The fight for independence is not a new concept; peoples from all over the world and timelines have engaged in this battle for thousands of years. America gained its independence in 1776, and Scotland has been fighting to sever its ties with England for centuries. Now, separatist groups in the Spanish area of Catalonia are campaigning to gain sovereignty.
Catalan nationalists have complained for a long time that they send too much money to the poorer parts of Spain, through taxes controlled by Madrid. This region of Spain has a population of about 7.5 million people who have occupied the area for 1,000 years, with their own parliament, language, flag, and anthem. Although for years they have been holding peaceful demonstrations to promote independence, recently the protests turned violent.
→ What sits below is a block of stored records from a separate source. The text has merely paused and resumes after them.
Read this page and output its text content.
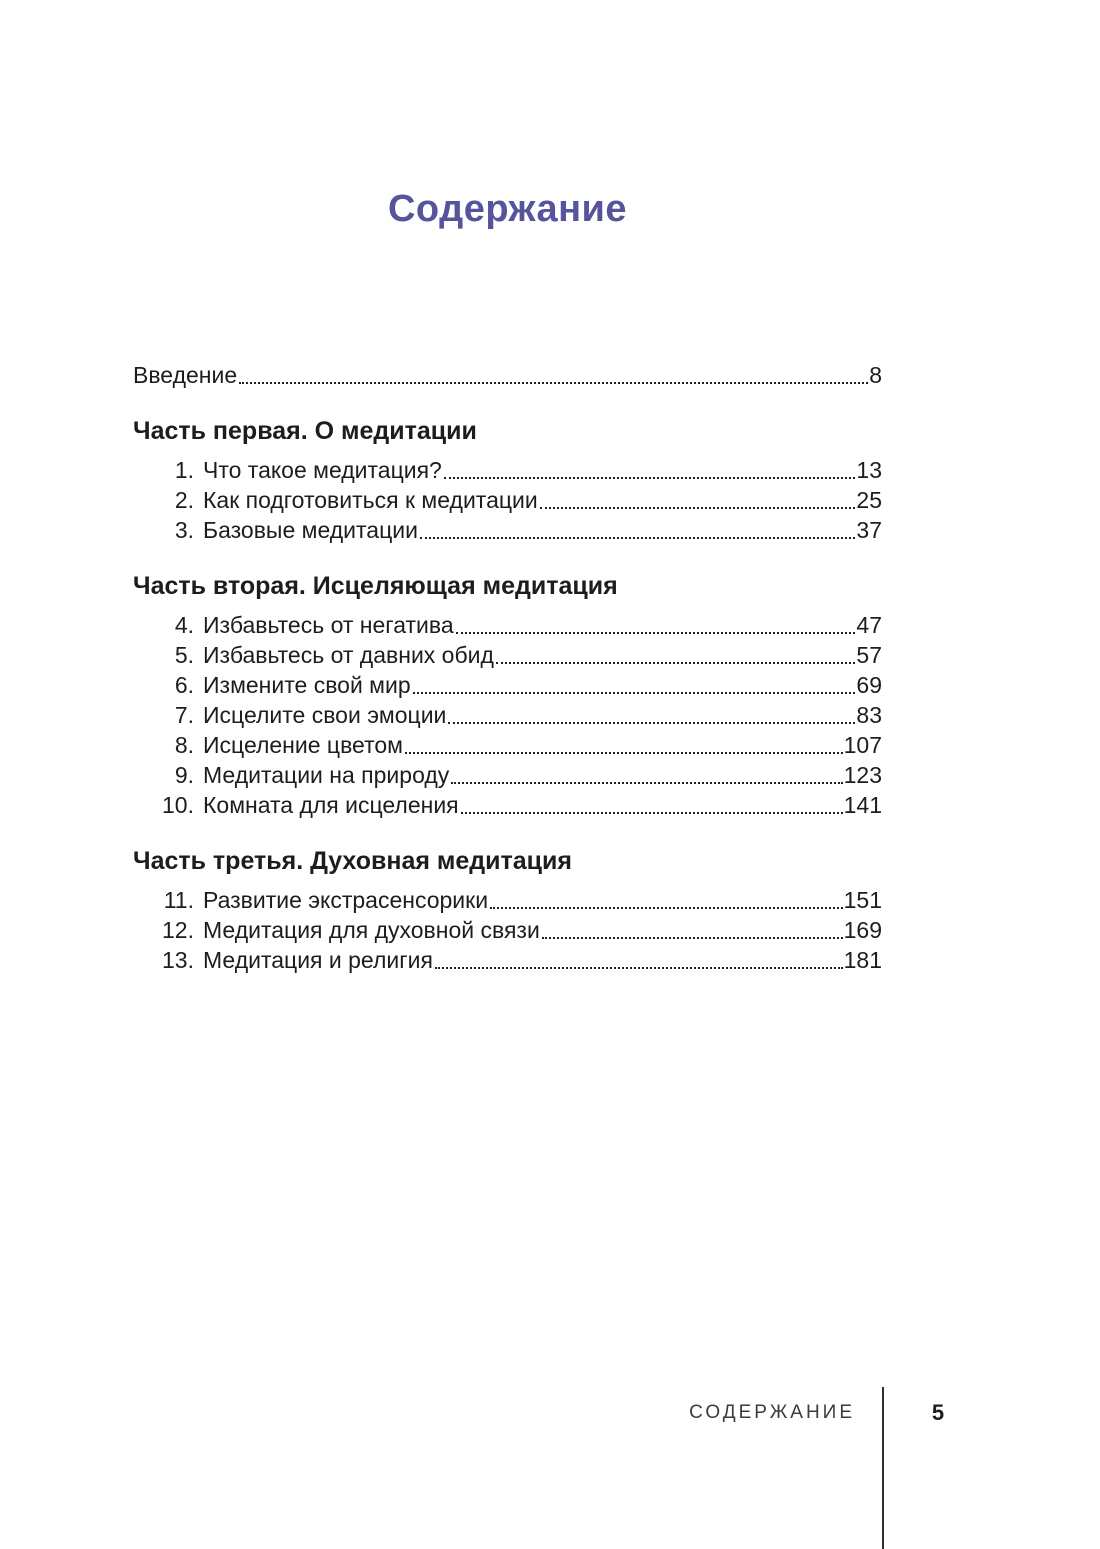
Содержание
Введение	8
Часть первая. О медитации
1. Что такое медитация?	13
2. Как подготовиться к медитации	25
3. Базовые медитации	37
Часть вторая. Исцеляющая медитация
4. Избавьтесь от негатива	47
5. Избавьтесь от давних обид	57
6. Измените свой мир	69
7. Исцелите свои эмоции	83
8. Исцеление цветом	107
9. Медитации на природу	123
10. Комната для исцеления	141
Часть третья. Духовная медитация
11. Развитие экстрасенсорики	151
12. Медитация для духовной связи	169
13. Медитация и религия	181
СОДЕРЖАНИЕ	5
The increase in aggression happened after nine independence leaders had been found guilty of sedition and given jail sentences. Catalonia’s former Vice President Oriol Junqueras was convicted of sedition and misuse of public funds, sentenced to 13 years in prison, and banned from holding public office for 13 years. Former Foreign Minister Raul Romeva, Labor Minister Dolors Bassa, and Regional Government Spokesman Jordi Turull were convicted of the same, handed 12 years imprisonment, and also banned from holding office for 12 years. Others had lesser sentences, but still several years in prison and barred from holding future office.
Minutes after the court ruling, the people took to the streets, protesting in outrage. A peaceful demonstration was attended by more than 500,000 people in the Catalan capital of Barcelona, but violence erupted, and several nights of rioting followed. As of October 18, 207 police officers had been injured, 107 police vehicles damaged, and nearly 800 trash cans set on fire.
The Sagrada Familia Church, the area’s most famous landmark, was blocked by pro-independence protesters, and 57 flights were canceled at Barcelona-El Prat airport. The Spanish football federation had to postpone its Barcelona-Real Madrid game because of the disturbances. Roads were blocked by demonstrators, making it difficult for citizens to maneuver and businesses to stay open. At least 96 people were hurt as the protests continued across Spain’s north-eastern region.
The Audiencia Nacional, Spain’s highest criminal court, ordered the police to shut down the website and social media accounts of Tsunami Democratic, which is the independence organization that used apps to direct and coordinate protests.
Former Catalan President Carles Puigdemont had fled to Belgium to escape being prosecuted but has since turned himself in. He led the region from January 2016 to October 2017 but was fired by the Spanish government for trying to make a declaration of independence. He is faced with the same charges as former Vice President Junqueras, of sedition and misuse of public funds with a sentence of 13 years in prison.